Die libanesischen Tageszeitungen "an-Nahar" und "as-Safir" berichten auch von Flugblättern, die am Dienstag in afghanischen Flüchtlingscamps in Nordpakistan aufgetaucht sind und zum Dschihad gegen die amerikanischen Truppen und gegen die afghanische Regierung aufrufen. Die Flugblätter trugen den Namen "Bekanntmachung des Islamischen Emirats Afghanistan", der Name Afghanistans unter den Taliban. In der Schrift heißt es: "Die Gelehrten und Führer der Stämme und die Dschihad-Kämpfer des Islamischen Emirats Afghanistan rufen euch zum Dschihad gegen die gekaufte Regierung in eurer Heimat auf. Es ist eure Pflicht, die Säbel gegen die Ungläubigen zu richten und gegen diejenigen, die sie unterstützen." Die Flugblätter tauchten auf, als Rebellen in Südostafghanistan Angriffe gegen die Regierung richteten, die in den letzten Wochen zum Tod von zwei amerikanischen Soldaten und vielen Männern der afghanischen Milizen führten .

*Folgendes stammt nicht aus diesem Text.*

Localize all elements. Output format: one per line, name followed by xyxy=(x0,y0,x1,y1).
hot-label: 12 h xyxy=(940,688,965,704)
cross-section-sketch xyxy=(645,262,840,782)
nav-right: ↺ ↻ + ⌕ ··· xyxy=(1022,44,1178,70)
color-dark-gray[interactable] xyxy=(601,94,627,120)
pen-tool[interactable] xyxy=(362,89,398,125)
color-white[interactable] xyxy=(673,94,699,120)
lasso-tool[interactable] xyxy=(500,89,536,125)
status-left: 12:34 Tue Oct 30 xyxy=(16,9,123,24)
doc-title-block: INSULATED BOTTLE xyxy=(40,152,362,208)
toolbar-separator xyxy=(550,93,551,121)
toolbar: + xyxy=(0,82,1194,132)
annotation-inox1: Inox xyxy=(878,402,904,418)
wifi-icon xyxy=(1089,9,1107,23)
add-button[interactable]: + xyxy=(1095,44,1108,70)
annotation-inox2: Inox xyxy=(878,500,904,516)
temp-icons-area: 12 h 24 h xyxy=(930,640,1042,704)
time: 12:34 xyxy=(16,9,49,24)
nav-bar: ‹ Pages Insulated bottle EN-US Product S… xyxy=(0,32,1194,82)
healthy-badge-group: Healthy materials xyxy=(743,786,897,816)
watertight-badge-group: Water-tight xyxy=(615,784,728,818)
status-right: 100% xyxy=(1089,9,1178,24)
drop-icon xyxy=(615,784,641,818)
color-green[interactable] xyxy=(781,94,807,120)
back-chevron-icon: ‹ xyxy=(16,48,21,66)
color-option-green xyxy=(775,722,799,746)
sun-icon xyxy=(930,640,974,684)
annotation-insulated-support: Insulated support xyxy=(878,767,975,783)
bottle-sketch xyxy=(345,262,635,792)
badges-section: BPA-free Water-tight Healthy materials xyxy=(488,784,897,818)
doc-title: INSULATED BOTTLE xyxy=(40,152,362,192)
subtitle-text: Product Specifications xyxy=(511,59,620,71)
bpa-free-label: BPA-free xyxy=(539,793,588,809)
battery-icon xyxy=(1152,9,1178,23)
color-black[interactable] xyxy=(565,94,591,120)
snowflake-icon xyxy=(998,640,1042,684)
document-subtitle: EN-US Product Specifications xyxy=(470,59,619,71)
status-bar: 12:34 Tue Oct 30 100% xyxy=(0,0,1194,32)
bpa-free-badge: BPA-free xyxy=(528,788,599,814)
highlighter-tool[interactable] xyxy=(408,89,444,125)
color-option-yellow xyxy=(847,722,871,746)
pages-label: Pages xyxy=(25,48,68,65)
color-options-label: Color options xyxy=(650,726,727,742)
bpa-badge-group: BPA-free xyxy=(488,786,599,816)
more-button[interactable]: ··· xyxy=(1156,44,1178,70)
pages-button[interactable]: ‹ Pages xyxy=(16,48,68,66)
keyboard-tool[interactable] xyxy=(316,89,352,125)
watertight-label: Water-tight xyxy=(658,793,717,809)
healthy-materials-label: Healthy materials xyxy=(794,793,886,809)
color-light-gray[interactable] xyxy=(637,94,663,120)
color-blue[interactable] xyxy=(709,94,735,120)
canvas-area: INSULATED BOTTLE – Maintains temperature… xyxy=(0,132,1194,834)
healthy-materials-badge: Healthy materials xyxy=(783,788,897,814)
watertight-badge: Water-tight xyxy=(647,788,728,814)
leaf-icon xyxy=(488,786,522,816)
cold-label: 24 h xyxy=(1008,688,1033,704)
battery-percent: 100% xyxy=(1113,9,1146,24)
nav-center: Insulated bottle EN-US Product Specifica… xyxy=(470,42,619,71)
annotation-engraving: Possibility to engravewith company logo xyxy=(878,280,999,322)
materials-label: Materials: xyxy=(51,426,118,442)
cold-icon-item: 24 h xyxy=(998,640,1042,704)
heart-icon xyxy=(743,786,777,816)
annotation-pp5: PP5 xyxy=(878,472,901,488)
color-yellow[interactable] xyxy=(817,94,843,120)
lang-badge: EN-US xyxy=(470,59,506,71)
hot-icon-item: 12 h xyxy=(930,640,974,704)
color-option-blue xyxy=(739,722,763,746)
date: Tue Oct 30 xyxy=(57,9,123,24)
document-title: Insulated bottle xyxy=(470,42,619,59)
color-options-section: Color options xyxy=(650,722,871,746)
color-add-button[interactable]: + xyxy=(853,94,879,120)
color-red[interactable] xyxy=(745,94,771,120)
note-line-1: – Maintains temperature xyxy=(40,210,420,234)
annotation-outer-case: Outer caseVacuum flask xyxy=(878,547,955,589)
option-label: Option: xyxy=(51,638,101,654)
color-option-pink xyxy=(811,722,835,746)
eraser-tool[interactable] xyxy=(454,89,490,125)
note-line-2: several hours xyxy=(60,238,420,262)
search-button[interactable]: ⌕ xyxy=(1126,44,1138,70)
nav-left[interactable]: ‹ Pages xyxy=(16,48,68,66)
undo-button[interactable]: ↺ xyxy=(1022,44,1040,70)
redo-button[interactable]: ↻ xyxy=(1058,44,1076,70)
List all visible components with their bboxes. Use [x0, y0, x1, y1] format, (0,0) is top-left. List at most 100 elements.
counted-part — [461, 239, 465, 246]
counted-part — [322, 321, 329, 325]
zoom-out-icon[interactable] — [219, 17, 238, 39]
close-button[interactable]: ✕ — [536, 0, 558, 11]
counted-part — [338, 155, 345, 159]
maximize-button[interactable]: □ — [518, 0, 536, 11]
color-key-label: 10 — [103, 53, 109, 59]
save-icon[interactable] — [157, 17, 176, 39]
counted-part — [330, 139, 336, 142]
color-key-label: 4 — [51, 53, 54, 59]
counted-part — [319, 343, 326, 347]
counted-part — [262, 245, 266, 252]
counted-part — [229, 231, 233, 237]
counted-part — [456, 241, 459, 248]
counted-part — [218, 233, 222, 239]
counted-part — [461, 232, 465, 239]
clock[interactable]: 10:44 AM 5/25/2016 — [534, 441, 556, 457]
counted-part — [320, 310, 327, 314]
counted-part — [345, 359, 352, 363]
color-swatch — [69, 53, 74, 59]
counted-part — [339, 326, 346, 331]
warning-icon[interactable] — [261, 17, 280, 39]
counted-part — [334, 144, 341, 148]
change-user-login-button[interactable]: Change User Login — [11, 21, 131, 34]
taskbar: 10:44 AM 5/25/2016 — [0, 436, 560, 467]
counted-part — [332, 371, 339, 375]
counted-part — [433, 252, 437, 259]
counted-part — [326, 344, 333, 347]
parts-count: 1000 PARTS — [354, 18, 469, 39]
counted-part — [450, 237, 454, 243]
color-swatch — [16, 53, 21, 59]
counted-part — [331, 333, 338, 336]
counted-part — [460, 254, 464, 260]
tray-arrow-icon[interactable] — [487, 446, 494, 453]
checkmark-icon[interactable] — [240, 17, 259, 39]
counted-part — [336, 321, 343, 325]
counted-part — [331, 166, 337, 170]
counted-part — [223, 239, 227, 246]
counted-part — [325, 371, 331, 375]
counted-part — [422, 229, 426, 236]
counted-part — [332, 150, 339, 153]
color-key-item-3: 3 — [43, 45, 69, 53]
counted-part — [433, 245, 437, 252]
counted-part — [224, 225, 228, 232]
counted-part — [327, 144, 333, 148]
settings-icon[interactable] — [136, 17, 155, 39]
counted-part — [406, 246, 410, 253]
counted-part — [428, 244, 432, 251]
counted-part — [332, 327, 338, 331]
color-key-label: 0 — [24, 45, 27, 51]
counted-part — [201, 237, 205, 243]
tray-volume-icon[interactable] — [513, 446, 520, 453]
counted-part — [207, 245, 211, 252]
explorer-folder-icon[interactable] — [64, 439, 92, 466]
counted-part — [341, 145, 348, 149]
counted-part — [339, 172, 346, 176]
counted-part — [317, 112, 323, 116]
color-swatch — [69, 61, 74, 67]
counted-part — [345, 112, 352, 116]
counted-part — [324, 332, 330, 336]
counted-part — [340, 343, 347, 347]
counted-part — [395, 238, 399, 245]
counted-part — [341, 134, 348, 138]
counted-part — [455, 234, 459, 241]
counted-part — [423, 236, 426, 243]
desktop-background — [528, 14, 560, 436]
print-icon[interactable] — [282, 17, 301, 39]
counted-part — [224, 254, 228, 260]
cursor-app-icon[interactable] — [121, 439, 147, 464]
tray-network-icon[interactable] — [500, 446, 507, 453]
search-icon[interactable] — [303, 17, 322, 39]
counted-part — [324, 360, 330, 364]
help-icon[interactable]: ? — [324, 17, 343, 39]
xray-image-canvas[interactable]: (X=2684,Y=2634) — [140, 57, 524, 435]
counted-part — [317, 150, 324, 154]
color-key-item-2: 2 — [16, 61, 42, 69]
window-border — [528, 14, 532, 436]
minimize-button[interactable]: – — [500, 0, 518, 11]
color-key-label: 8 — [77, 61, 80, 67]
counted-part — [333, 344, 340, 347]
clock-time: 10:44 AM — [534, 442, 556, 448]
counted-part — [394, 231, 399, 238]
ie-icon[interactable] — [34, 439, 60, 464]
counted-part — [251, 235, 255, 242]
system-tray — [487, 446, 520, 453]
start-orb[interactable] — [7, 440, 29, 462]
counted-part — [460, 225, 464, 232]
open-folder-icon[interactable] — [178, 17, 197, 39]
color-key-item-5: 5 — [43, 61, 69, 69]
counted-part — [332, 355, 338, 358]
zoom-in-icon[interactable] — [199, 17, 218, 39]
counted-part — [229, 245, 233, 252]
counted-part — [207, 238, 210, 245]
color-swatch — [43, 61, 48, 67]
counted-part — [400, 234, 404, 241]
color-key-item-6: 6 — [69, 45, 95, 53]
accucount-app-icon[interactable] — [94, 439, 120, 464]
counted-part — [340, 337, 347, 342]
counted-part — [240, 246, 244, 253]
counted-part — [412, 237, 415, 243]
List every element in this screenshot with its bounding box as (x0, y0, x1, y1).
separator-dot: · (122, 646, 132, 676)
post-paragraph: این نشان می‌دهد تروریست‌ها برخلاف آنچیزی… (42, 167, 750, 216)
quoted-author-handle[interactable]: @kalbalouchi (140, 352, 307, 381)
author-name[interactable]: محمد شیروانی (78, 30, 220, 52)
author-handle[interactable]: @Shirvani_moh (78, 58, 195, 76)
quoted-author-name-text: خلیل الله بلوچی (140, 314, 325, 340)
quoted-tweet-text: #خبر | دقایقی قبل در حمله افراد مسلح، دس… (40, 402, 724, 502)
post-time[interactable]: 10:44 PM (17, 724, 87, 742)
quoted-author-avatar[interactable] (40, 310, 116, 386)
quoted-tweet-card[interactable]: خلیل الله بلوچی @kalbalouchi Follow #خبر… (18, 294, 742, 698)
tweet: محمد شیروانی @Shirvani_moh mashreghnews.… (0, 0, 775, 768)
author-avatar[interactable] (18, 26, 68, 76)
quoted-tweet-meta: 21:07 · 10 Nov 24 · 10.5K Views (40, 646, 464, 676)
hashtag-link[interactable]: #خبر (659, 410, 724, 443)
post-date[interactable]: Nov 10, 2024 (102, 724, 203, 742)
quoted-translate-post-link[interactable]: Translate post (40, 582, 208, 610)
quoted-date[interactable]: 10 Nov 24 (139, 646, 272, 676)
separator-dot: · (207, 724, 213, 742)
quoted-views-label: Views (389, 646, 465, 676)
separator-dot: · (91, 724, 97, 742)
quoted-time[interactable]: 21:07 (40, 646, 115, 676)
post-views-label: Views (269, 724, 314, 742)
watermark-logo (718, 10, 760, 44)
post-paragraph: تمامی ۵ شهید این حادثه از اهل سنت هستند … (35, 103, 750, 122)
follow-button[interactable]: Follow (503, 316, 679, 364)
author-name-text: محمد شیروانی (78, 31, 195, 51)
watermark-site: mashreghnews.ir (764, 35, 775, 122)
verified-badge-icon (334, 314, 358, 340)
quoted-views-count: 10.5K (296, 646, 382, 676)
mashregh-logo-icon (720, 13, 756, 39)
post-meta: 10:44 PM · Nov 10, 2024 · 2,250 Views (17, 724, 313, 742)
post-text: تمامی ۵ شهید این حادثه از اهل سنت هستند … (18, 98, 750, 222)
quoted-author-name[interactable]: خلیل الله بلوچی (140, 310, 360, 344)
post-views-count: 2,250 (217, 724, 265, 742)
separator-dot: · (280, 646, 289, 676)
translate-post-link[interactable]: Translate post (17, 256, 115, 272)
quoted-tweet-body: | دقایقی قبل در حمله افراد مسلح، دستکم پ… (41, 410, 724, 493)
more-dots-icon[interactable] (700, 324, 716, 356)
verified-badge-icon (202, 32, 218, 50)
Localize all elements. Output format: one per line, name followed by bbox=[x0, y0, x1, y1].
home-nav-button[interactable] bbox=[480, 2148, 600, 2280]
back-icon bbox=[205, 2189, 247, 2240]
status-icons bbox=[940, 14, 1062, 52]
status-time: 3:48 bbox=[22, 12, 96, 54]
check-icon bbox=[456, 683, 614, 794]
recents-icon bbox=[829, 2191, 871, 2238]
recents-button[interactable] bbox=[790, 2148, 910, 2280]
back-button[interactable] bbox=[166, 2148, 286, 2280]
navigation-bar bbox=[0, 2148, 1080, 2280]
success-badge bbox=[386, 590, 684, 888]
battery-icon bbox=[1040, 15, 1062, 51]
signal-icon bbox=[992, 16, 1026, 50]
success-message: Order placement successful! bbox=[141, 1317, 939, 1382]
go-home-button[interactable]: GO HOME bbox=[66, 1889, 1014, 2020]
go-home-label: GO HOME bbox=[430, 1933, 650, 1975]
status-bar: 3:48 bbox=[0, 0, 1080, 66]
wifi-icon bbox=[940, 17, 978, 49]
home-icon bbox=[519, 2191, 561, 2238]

In unerwarteten Schwierigkeiten befinden sich derweil die Amerikaner im Südirak, berichtet die kuweitische Tageszeitung "al-Rai al-Aam": "In den vergangenen zwei Tagen waren die Mitarbeiter von Ex-General Jay Garner durch Konsultationen bei kuweitischen Schia-Experten und in Forschungszentren in Washington völlig in Anspruch genommen. Sie haben nicht erwartet, dass es notwendig ist, sich in Details der dschafaritischen Rechtsschule zu vertiefen, um die Kämpfe zwischen deren Anhängern im Südirak unter Kontrolle zu bringen. Washington hat mit erneuten Schwierigkeiten zu kämpfen, weil schiitische Gruppen die Konferenz von Nasirija boykottieren." Ein Assistent von Garner zu "al-Rai al-Aam": "Ich habe nicht gewusst, dass es in einem kleinen Gebiet wie dem Südirak eine solche Vielfalt an Ansichten gibt."